Sunday, August 9, 2009

And you call that the Death Road!?

This is the infamous Death Road outside of La Paz, Bolivia. Dozens of people used to die here when this was the major highway connecting La Paz with ... well, with some other city in Bolivia, and buses going down the narrow, twisting, unpaved road would occasionally plummet down the canyon. These days, there's a nicer, safer, paved road and this one is mostly just for tourists to bike down. And receive a t-shirt saying "I survived the Road of Death" ... if you make it, that is - over some 20-25 years that tourists have been pedaling down this road, a little over 20 have gone over the edge of the cliff, reinforcing the whole Death Road moniker, a little.

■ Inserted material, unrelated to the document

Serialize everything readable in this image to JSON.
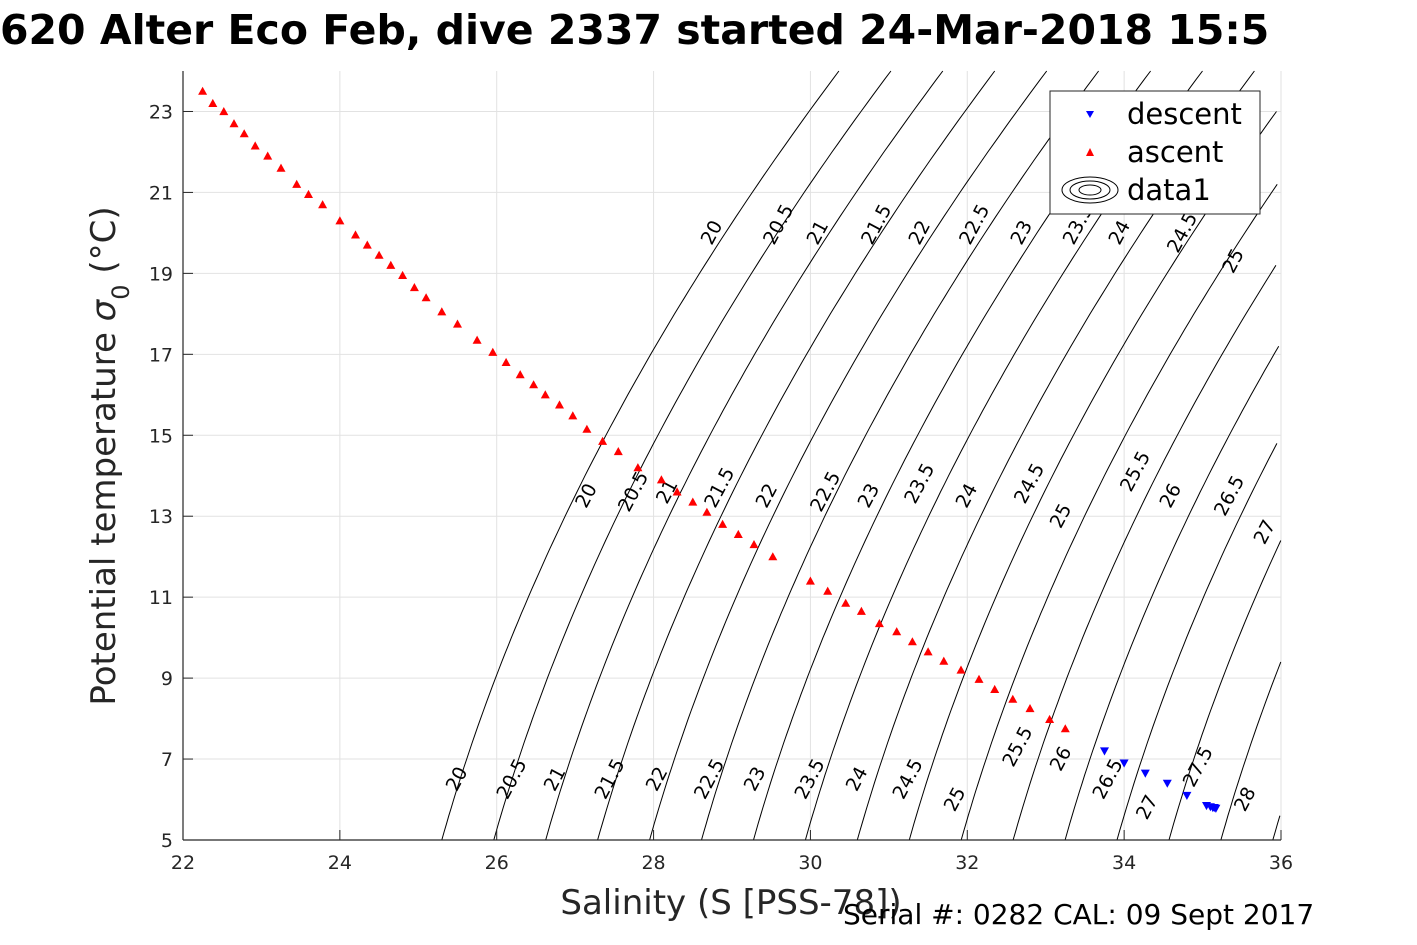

Naturally, I went, while in La Paz back in May. Now, fast-forward to early August, all the way up to Lake Tahoe in Northern California, (or actually on the Nevada side of the lake), and I was once again powering my way across the mountains on a bike. Except, up here, I was on the Flume trail, which looks like this:

That would be about a 3rd of the average width of the trail we had back in Bolivia, certainly unpaved, with occasional other riders passing in both directions, and the same, unwelcoming cliff edge on one side. Of course, on the other side, you get this view of Lake Tahoe:

All in all, I had to conclude that if you were to let hordes of unruly backpackers onto the Flume trail (especially the Israelis, who are renowned all over South America for being especially bad at following instructions, and thus comprise over a third of the total number of fatalities on the Death Road), the guidebooks might have to reconsider the name 'World's Deadliest Road'. Fortunately (for the insurance companies that cover the people who rent the bikes?) the backpackers don't generally make it up to Tahoe, so I shared the trail with some calm and safe American tourists, and as far as I can tell, noone has ever plummeted to their death off the Flume trail... Instead, we all got to enjoy spectacular views of Lake Tahoe - the largest alpine lake in the US, apparently... proving that with enough qualifiers you can be regarded as the best in some category or another.

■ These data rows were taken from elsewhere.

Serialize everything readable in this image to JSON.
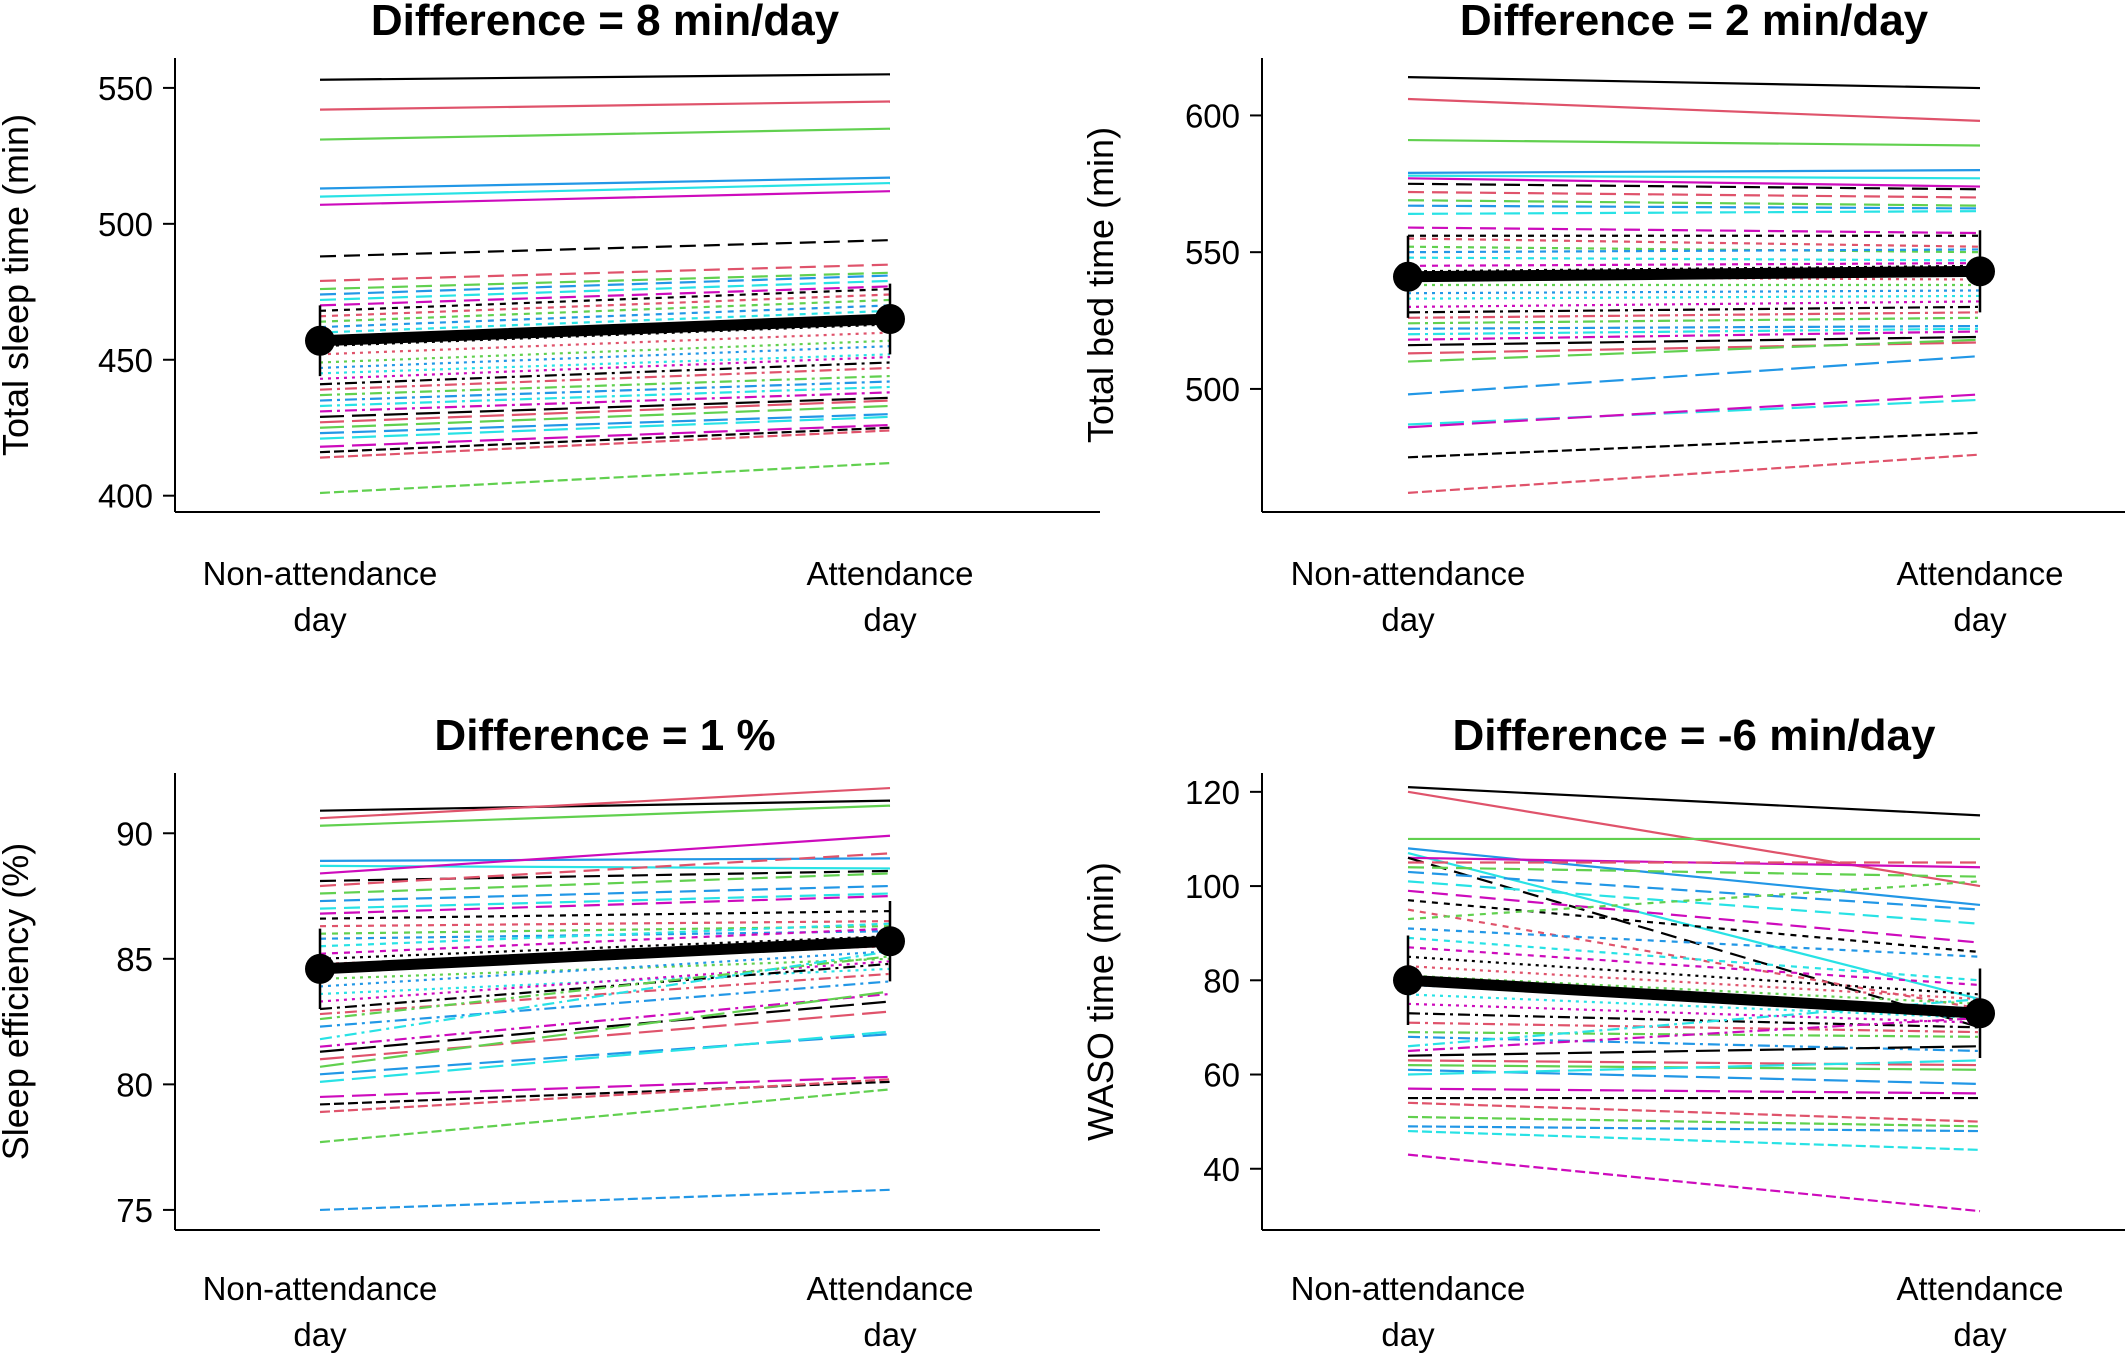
{
  "palette": [
    "#000000",
    "#DF536B",
    "#61D04F",
    "#2297E6",
    "#28E2E5",
    "#CD0BBC"
  ],
  "mean_style": {
    "color": "#000000"
  },
  "chart_data": [
    {
      "type": "line",
      "title": "Difference = 8 min/day",
      "xlabel": "",
      "ylabel": "Total sleep time (min)",
      "categories": [
        "Non-attendance\nday",
        "Attendance\nday"
      ],
      "yticks": [
        400,
        450,
        500,
        550
      ],
      "ylim": [
        394,
        561
      ],
      "grid": false,
      "mean": {
        "values": [
          457,
          465
        ],
        "errors": [
          13,
          13
        ]
      },
      "individuals": [
        [
          553,
          555
        ],
        [
          542,
          545
        ],
        [
          531,
          535
        ],
        [
          513,
          517
        ],
        [
          510,
          515
        ],
        [
          507,
          512
        ],
        [
          488,
          494
        ],
        [
          479,
          485
        ],
        [
          476,
          482
        ],
        [
          474,
          481
        ],
        [
          472,
          479
        ],
        [
          470,
          477
        ],
        [
          468,
          476
        ],
        [
          466,
          474
        ],
        [
          464,
          472
        ],
        [
          462,
          470
        ],
        [
          460,
          468
        ],
        [
          458,
          466
        ],
        [
          455,
          463
        ],
        [
          452,
          460
        ],
        [
          449,
          457
        ],
        [
          447,
          455
        ],
        [
          445,
          452
        ],
        [
          443,
          451
        ],
        [
          441,
          449
        ],
        [
          439,
          447
        ],
        [
          437,
          444
        ],
        [
          435,
          442
        ],
        [
          433,
          440
        ],
        [
          431,
          438
        ],
        [
          429,
          436
        ],
        [
          427,
          435
        ],
        [
          425,
          433
        ],
        [
          423,
          430
        ],
        [
          421,
          429
        ],
        [
          418,
          426
        ],
        [
          416,
          425
        ],
        [
          414,
          424
        ],
        [
          401,
          412
        ]
      ]
    },
    {
      "type": "line",
      "title": "Difference = 2 min/day",
      "xlabel": "",
      "ylabel": "Total bed time (min)",
      "categories": [
        "Non-attendance\nday",
        "Attendance\nday"
      ],
      "yticks": [
        500,
        550,
        600
      ],
      "ylim": [
        455,
        621
      ],
      "grid": false,
      "mean": {
        "values": [
          541,
          543
        ],
        "errors": [
          15,
          15
        ]
      },
      "individuals": [
        [
          614,
          610
        ],
        [
          606,
          598
        ],
        [
          591,
          589
        ],
        [
          579,
          580
        ],
        [
          578,
          577
        ],
        [
          577,
          574
        ],
        [
          575,
          573
        ],
        [
          572,
          570
        ],
        [
          569,
          567
        ],
        [
          567,
          566
        ],
        [
          564,
          565
        ],
        [
          559,
          557
        ],
        [
          556,
          556
        ],
        [
          555,
          552
        ],
        [
          552,
          550
        ],
        [
          550,
          551
        ],
        [
          548,
          547
        ],
        [
          545,
          546
        ],
        [
          543,
          545
        ],
        [
          541,
          540
        ],
        [
          538,
          538
        ],
        [
          535,
          536
        ],
        [
          533,
          534
        ],
        [
          530,
          532
        ],
        [
          528,
          530
        ],
        [
          526,
          528
        ],
        [
          524,
          526
        ],
        [
          522,
          523
        ],
        [
          520,
          522
        ],
        [
          518,
          521
        ],
        [
          516,
          519
        ],
        [
          513,
          517
        ],
        [
          510,
          518
        ],
        [
          498,
          512
        ],
        [
          487,
          496
        ],
        [
          486,
          498
        ],
        [
          475,
          484
        ],
        [
          462,
          476
        ]
      ]
    },
    {
      "type": "line",
      "title": "Difference = 1 %",
      "xlabel": "",
      "ylabel": "Sleep efficiency (%)",
      "categories": [
        "Non-attendance\nday",
        "Attendance\nday"
      ],
      "yticks": [
        75,
        80,
        85,
        90
      ],
      "ylim": [
        74.2,
        92.4
      ],
      "grid": false,
      "mean": {
        "values": [
          84.6,
          85.7
        ],
        "errors": [
          1.6,
          1.6
        ]
      },
      "individuals": [
        [
          90.9,
          91.3
        ],
        [
          90.6,
          91.8
        ],
        [
          90.3,
          91.1
        ],
        [
          88.9,
          89.0
        ],
        [
          88.7,
          88.6
        ],
        [
          88.4,
          89.9
        ],
        [
          88.1,
          88.5
        ],
        [
          87.9,
          89.2
        ],
        [
          87.6,
          88.4
        ],
        [
          87.3,
          87.9
        ],
        [
          87.0,
          87.6
        ],
        [
          86.8,
          87.5
        ],
        [
          86.6,
          86.9
        ],
        [
          86.3,
          86.5
        ],
        [
          86.0,
          86.3
        ],
        [
          85.8,
          86.1
        ],
        [
          85.5,
          86.4
        ],
        [
          85.2,
          86.2
        ],
        [
          85.0,
          85.9
        ],
        [
          84.8,
          85.5
        ],
        [
          84.2,
          85.0
        ],
        [
          83.9,
          85.3
        ],
        [
          83.6,
          84.6
        ],
        [
          83.3,
          84.9
        ],
        [
          83.0,
          84.8
        ],
        [
          82.8,
          84.4
        ],
        [
          82.6,
          85.1
        ],
        [
          82.3,
          84.1
        ],
        [
          81.8,
          85.3
        ],
        [
          81.5,
          83.6
        ],
        [
          81.3,
          83.3
        ],
        [
          81.0,
          82.9
        ],
        [
          80.7,
          83.7
        ],
        [
          80.4,
          82.0
        ],
        [
          80.1,
          82.1
        ],
        [
          79.5,
          80.3
        ],
        [
          79.2,
          80.1
        ],
        [
          78.9,
          80.2
        ],
        [
          77.7,
          79.8
        ],
        [
          75.0,
          75.8
        ]
      ]
    },
    {
      "type": "line",
      "title": "Difference = -6 min/day",
      "xlabel": "",
      "ylabel": "WASO time (min)",
      "categories": [
        "Non-attendance\nday",
        "Attendance\nday"
      ],
      "yticks": [
        40,
        60,
        80,
        100,
        120
      ],
      "ylim": [
        27,
        124
      ],
      "grid": false,
      "mean": {
        "values": [
          80,
          73
        ],
        "errors": [
          9.5,
          9.5
        ]
      },
      "individuals": [
        [
          121,
          115
        ],
        [
          120,
          100
        ],
        [
          110,
          110
        ],
        [
          108,
          96
        ],
        [
          107,
          76
        ],
        [
          106,
          104
        ],
        [
          106,
          70
        ],
        [
          105,
          105
        ],
        [
          104,
          102
        ],
        [
          103,
          95
        ],
        [
          101,
          92
        ],
        [
          99,
          88
        ],
        [
          97,
          86
        ],
        [
          95,
          74
        ],
        [
          93,
          101
        ],
        [
          91,
          85
        ],
        [
          89,
          80
        ],
        [
          87,
          79
        ],
        [
          85,
          77
        ],
        [
          83,
          76
        ],
        [
          81,
          75
        ],
        [
          79,
          74
        ],
        [
          77,
          72
        ],
        [
          75,
          71
        ],
        [
          73,
          70
        ],
        [
          71,
          69
        ],
        [
          69,
          68
        ],
        [
          68,
          65
        ],
        [
          66,
          76
        ],
        [
          65,
          72
        ],
        [
          64,
          66
        ],
        [
          63,
          62
        ],
        [
          62,
          61
        ],
        [
          61,
          58
        ],
        [
          60,
          63
        ],
        [
          57,
          56
        ],
        [
          55,
          55
        ],
        [
          54,
          50
        ],
        [
          51,
          49
        ],
        [
          49,
          48
        ],
        [
          48,
          44
        ],
        [
          43,
          31
        ]
      ]
    }
  ]
}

I ended up spending about a day and a half (one night) at Tahoe, doing a bit of hiking, a bit mountain biking, and a good bit of driving around the lake. And resurrecting the Russian tent for the night. So, a few more shots from Tahoe:

At the top of 10,000+ ft Mt. Rose, the highest peak around Tahoe

Rocky beach at the side of the lake

beautiful azure water, as looking down from the Flume trail

As for getting to Tahoe... after about two weeks of relaxing in San Diego, I finally concluded that it was time to move closer to facing the real world back in Seattle. Not wanting to rush things too much though, I bypassed the airport, instead hopping on an Amtrak train and making my way up the coast slowly, with a couple of stops along the way (thus adding the US to the long list of countries that I had crossed overland). By the evening of Day 1, we were in Oakland, which was my first stop - a few days of sightseeing around San Francisco, while catching up with friends there, and a side trip to Tahoe. The highlights of Tahoe were above, so on to a few shots of San Francisco:

Downtown San Francisco

Golden Gate Bridge

Biking was somewhat of a theme around here, so I rented a bike and cycled across the bridge, stopping for a picture on the far side

Passing by Alcatraz island along the way - over a week waiting list for the tours of the actual former prison! I had to settle for a few long distance shots of the island

Another shot of the bridge - the weather eventually got better, but on this day, we had the standard San Francisco fog hugging the tops of the bridge

Weather clearing up over the other side of the bay

Sea lions - the stars of the show on Pier 39, Fisherman's Wharf

Occasionally, ok very occasionally, I can pretend to be a little cultured - so a trip to the San Francisco Museum of Modern Art.

And those were the highlights of Northern California - from there, further on up towards Seattle, more on that in another post.